Charles didn’t say any more.
Downstairs, Hank, the old white horse, said: “Jinx, it don’t seem right, it don’t seem right at all, you going over to these rats. Goin’ back on your old friends, seems like. Did I hear you say there’d be wolves comin’ in and out the barn? Wolves! I don’t like wolves. Make me feel kind of twitchy.”
Jinx could have trusted Hank with the truth, but he didn’t want to speak in front of the chickens. “They won’t bother you,” he said. “See you later, Hank. Come on, Charles, get a move on.”
CHAPTER
12
For several days, the revolutionists had everything their own way. More than fifty farms in the Centerboro district were taken over. The Camphor estate was seized and turned into a sort of concentration camp for farmers who refused to bow to the new authority. The committee, unable to escape in time, were made prisoners, and although they complained bitterly, and in sentences hundreds of words long, were compelled to give in.
Centerboro had not yet been taken over, and here and there a farmer had resisted, and being well provisioned and having his water supply in a well close to the house, was able to hold out. But these wells, unless actually inside the house, had to be guarded twenty-four hours a day, for Simon had had bags of salt dropped down several of them at night, and their owners had had to surrender.

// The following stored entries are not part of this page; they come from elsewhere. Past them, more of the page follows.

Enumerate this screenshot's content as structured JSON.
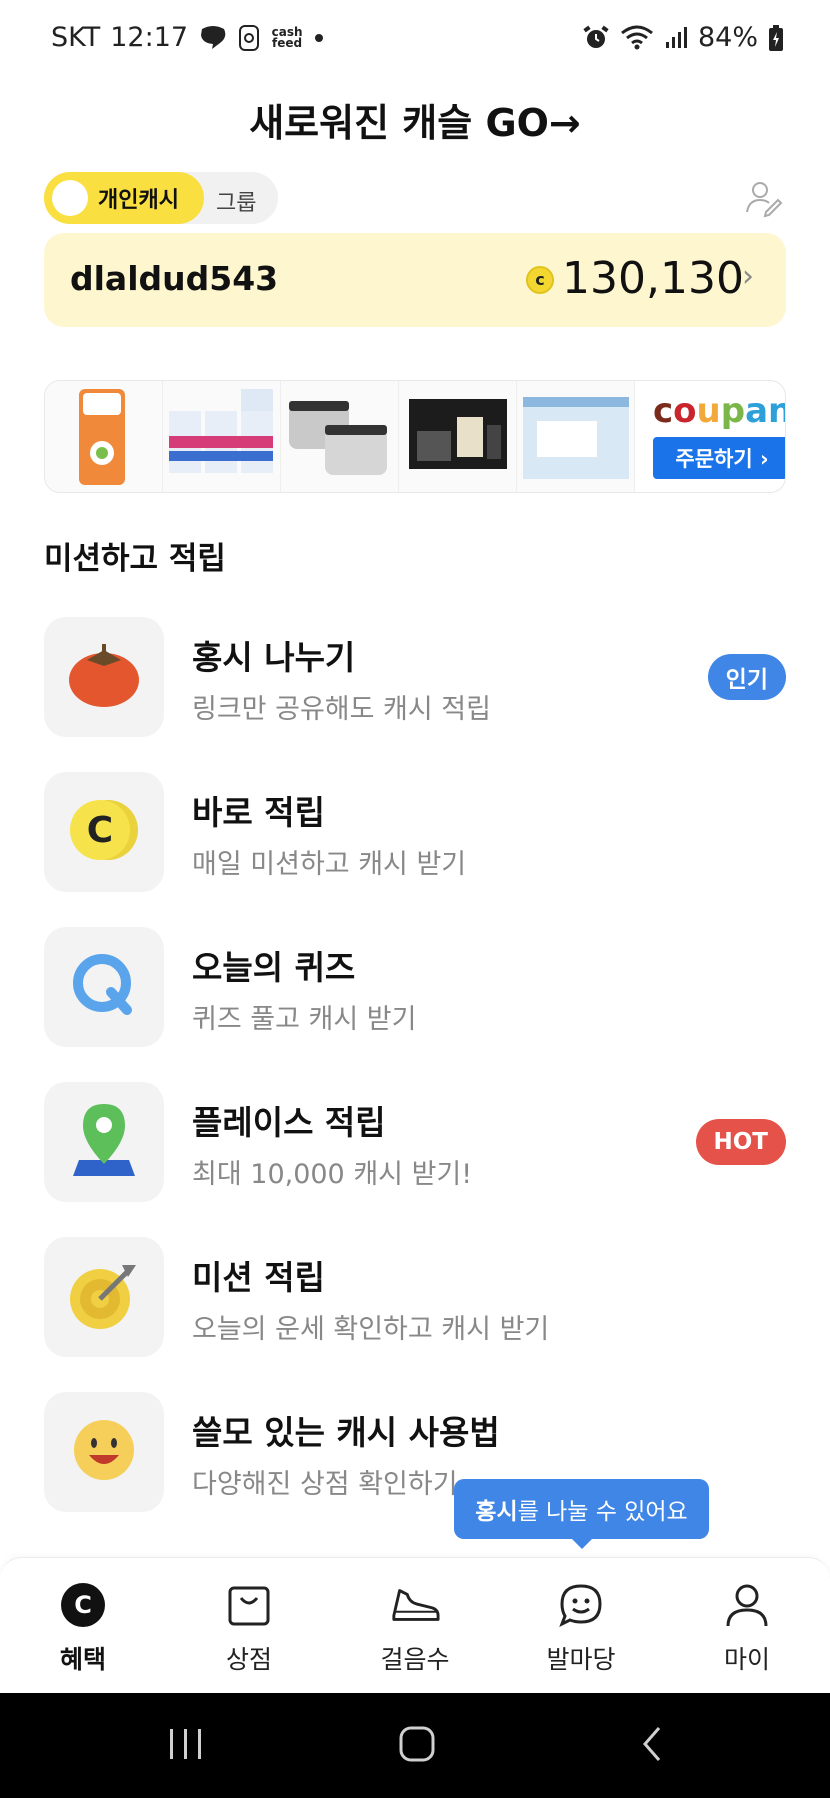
{
  "status_bar": {
    "carrier": "SKT",
    "time": "12:17",
    "notif_cash_feed": "cash feed",
    "battery": "84%",
    "left_icons": [
      "chat-bubble-icon",
      "app-notification-icon",
      "cash-feed-icon",
      "dot-icon"
    ],
    "right_icons": [
      "alarm-icon",
      "wifi-icon",
      "signal-icon",
      "battery-icon"
    ]
  },
  "promo": {
    "title": "새로워진 캐슬   GO→"
  },
  "account_toggle": {
    "personal_label": "개인캐시",
    "group_label": "그룹",
    "active": "personal"
  },
  "cash_card": {
    "username": "dlaldud543",
    "coin_symbol": "c",
    "amount": "130,130",
    "chevron": "›"
  },
  "ad_banner": {
    "brand": "coupang",
    "cta": "주문하기 ›",
    "products": [
      "wet-tissue-pack",
      "detergent-boxes",
      "steel-containers",
      "gift-set",
      "mask-box"
    ]
  },
  "missions": {
    "section_title": "미션하고 적립",
    "items": [
      {
        "title": "홍시 나누기",
        "desc": "링크만 공유해도 캐시 적립",
        "icon": "persimmon-icon",
        "badge": "인기",
        "badge_color": "#3f86e6"
      },
      {
        "title": "바로 적립",
        "desc": "매일 미션하고 캐시 받기",
        "icon": "coin-icon",
        "badge": "",
        "badge_color": ""
      },
      {
        "title": "오늘의 퀴즈",
        "desc": "퀴즈 풀고 캐시 받기",
        "icon": "quiz-q-icon",
        "badge": "",
        "badge_color": ""
      },
      {
        "title": "플레이스 적립",
        "desc": "최대 10,000 캐시 받기!",
        "icon": "map-pin-icon",
        "badge": "HOT",
        "badge_color": "#e4524a"
      },
      {
        "title": "미션 적립",
        "desc": "오늘의 운세 확인하고 캐시 받기",
        "icon": "target-icon",
        "badge": "",
        "badge_color": ""
      },
      {
        "title": "쓸모 있는 캐시 사용법",
        "desc": "다양해진 상점 확인하기",
        "icon": "smiley-icon",
        "badge": "",
        "badge_color": ""
      }
    ]
  },
  "tooltip": {
    "bold": "홍시",
    "text": "를 나눌 수 있어요"
  },
  "bottom_nav": {
    "items": [
      {
        "label": "혜택",
        "icon": "cash-c-icon",
        "active": true
      },
      {
        "label": "상점",
        "icon": "shopping-bag-icon",
        "active": false
      },
      {
        "label": "걸음수",
        "icon": "sneaker-icon",
        "active": false
      },
      {
        "label": "발마당",
        "icon": "chat-smile-icon",
        "active": false
      },
      {
        "label": "마이",
        "icon": "person-icon",
        "active": false
      }
    ]
  },
  "system_nav": {
    "buttons": [
      "recent-apps-icon",
      "home-icon",
      "back-icon"
    ]
  },
  "colors": {
    "accent_yellow": "#f9df3f",
    "card_bg": "#fdf6cf",
    "badge_blue": "#3f86e6",
    "badge_red": "#e4524a",
    "coupang_blue": "#1a73e8"
  }
}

Even those farmers who felt that they could hold out were forced, one by one, to surrender, for food supplies began to give out. Simon and Mr. Garble had planned well. Vegetable gardens were rooted up by bands of roving pigs, and fields of grain were systematically trampled by the cattle. Overturned cars on all the roads made road blocks that brought traffic to a standstill, and no food trucks were getting through. Freddy saw that soon the farmers would all be forced into the towns, and then starved out of the towns into the cities—for of course the farms wouldn’t b
e producing any more. He didn’t see what the humans could do. Send out the army against the animals? But the army would have to be fed, and before it could get under way, the food supply would be disorganized.
Through Mr. Pomeroy and the A.B.I., Freddy was kept well informed of what was going on. He had sent word of the capture of Mr. Garble to Mr. Dimsey, and the Centerboro Guardian came out with an extra, splashing the news in headlines across the front page.
“GARBLE CAPTURED
Second in Command of Animal Revolt Incarcerated.

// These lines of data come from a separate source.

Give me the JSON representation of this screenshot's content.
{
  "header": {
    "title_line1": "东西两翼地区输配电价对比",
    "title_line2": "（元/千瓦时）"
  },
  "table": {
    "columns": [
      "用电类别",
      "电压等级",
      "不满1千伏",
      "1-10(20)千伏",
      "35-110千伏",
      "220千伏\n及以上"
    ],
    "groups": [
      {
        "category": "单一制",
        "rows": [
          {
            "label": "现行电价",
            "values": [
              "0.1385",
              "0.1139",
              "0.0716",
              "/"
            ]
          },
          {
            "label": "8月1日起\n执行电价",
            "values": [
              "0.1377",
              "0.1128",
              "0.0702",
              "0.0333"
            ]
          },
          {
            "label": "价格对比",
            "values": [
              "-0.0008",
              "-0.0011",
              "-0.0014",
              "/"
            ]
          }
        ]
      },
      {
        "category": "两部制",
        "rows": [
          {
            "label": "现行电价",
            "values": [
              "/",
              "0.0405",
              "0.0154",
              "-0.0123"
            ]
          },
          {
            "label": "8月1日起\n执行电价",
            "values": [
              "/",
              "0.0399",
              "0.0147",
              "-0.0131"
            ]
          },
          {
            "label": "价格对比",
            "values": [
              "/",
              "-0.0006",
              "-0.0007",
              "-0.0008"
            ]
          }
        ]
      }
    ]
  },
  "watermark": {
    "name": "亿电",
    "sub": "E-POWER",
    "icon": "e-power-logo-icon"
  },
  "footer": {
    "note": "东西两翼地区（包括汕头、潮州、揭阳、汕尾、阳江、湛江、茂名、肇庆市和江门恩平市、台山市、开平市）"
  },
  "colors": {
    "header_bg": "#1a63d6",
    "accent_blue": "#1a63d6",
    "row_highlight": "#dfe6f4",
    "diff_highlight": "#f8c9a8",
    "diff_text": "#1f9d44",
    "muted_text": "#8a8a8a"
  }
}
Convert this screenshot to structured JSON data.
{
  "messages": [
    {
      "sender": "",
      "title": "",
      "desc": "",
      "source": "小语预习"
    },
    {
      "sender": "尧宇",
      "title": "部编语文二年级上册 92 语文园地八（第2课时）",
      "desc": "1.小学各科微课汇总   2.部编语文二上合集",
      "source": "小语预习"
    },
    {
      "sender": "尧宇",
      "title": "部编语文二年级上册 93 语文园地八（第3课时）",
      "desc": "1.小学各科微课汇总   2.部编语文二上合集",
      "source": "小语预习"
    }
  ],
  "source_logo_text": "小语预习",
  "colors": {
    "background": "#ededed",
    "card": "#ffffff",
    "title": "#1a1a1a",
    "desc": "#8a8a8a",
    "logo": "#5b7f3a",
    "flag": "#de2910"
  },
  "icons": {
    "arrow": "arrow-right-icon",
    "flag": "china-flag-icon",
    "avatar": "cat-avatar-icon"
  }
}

“Herbert Garble, of 184 Sherman Street, this city, was captured two nights ago by loyal forces, and is in custody at an unspecified location. Mr. Garble, formerly for a time editor of this paper, is reliably asserted to be second in command of the animal revolutionists who are currently threatening our liberties. He is alleged to be the brains behind Simon the Dictator, a rat whose history was related in our last issue.
“It is said that the $500 reported as stolen from Senator Blunder was found on Mr. Garble’s person. Also, two unironed handkerchiefs belonging to Mr. W. F. Bean, which were stolen from the Bean clothesline some days ago.”

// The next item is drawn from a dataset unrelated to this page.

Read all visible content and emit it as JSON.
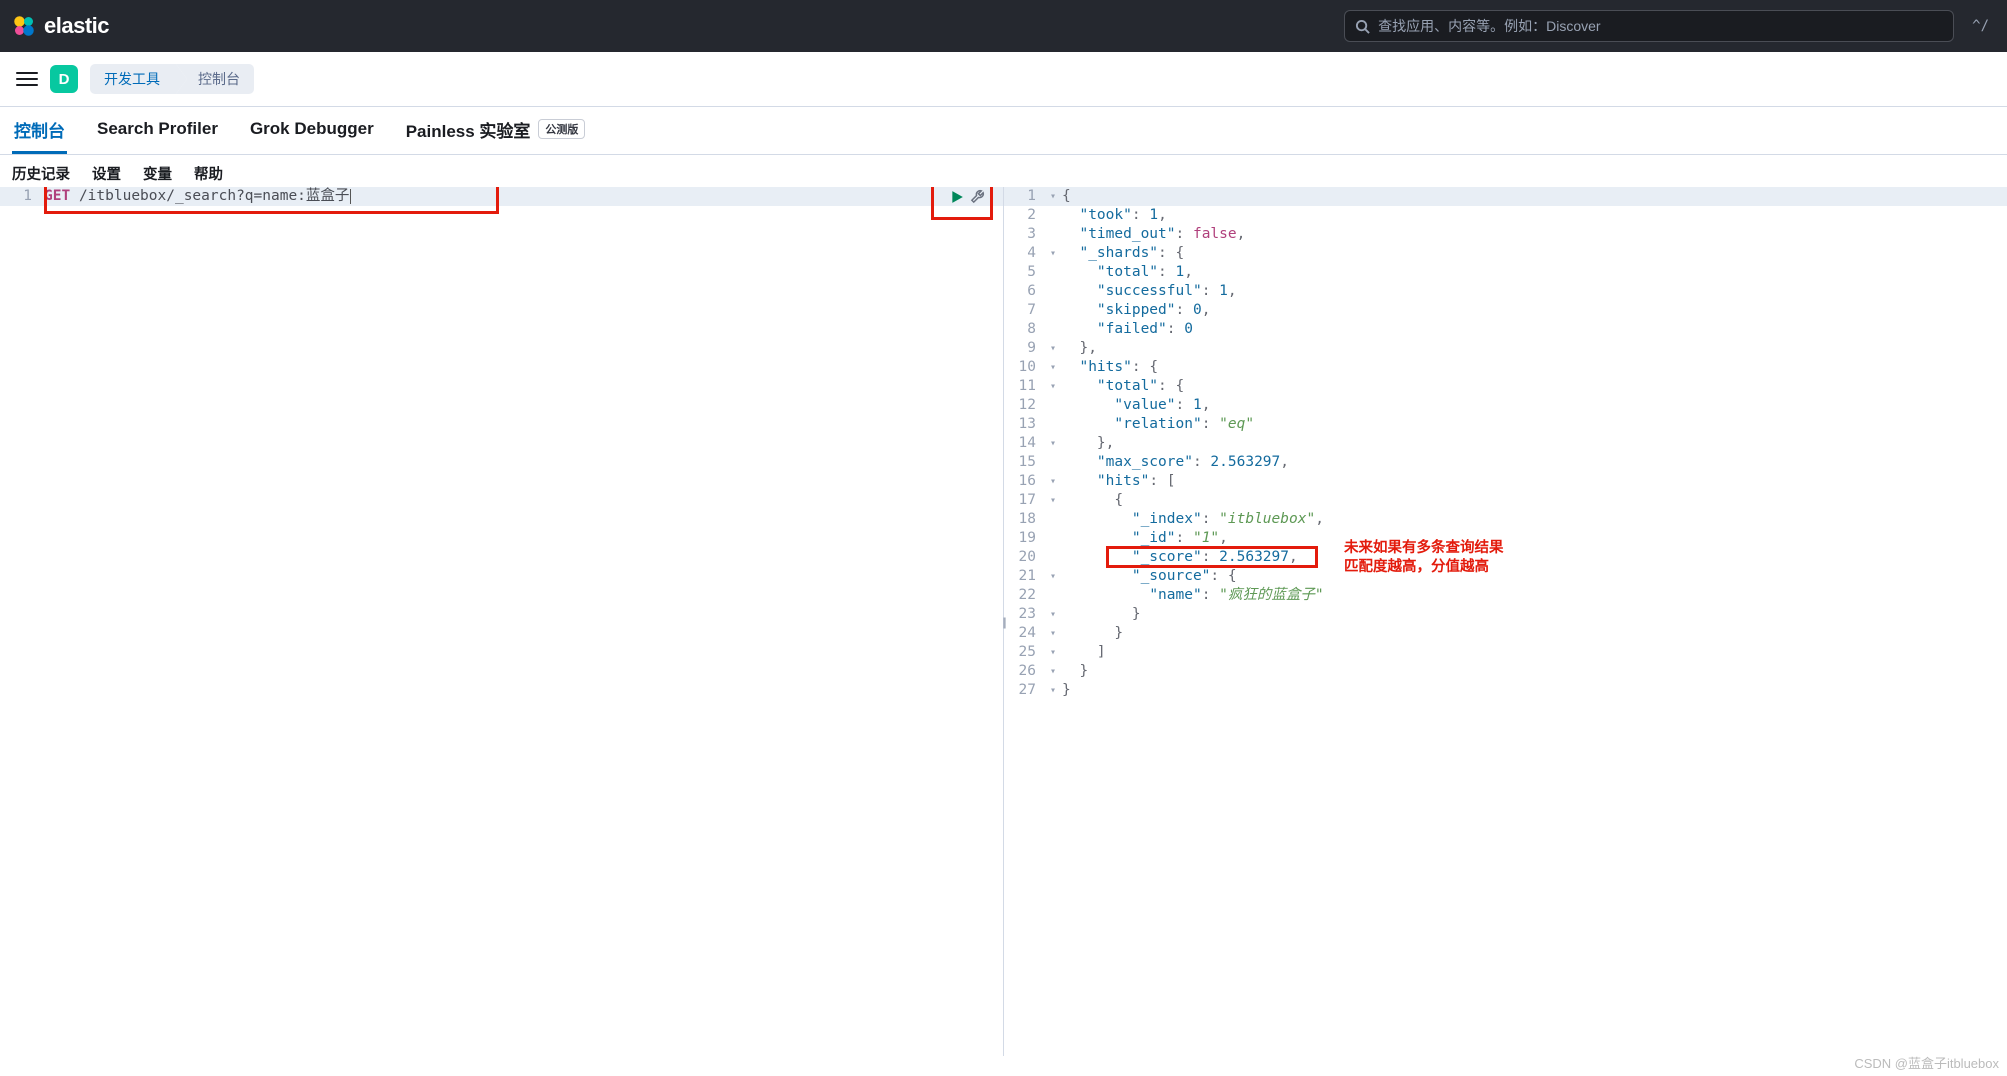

An editorial at the foot of the page said: “It is hinted that Mr. Garble may be in some bodily danger, as a band of Indians living north of Otesaraga Lake, incensed by his action in bringing wolves into their territory, are said to have sworn vengeance. Should these Indians visit their resentment upon Garble by removing his scalp or otherwise discommoding him, it seems unlikely to us that the authorities would take notice of the action by legal steps to punish them. Mr. Garble has placed himself outside the law.”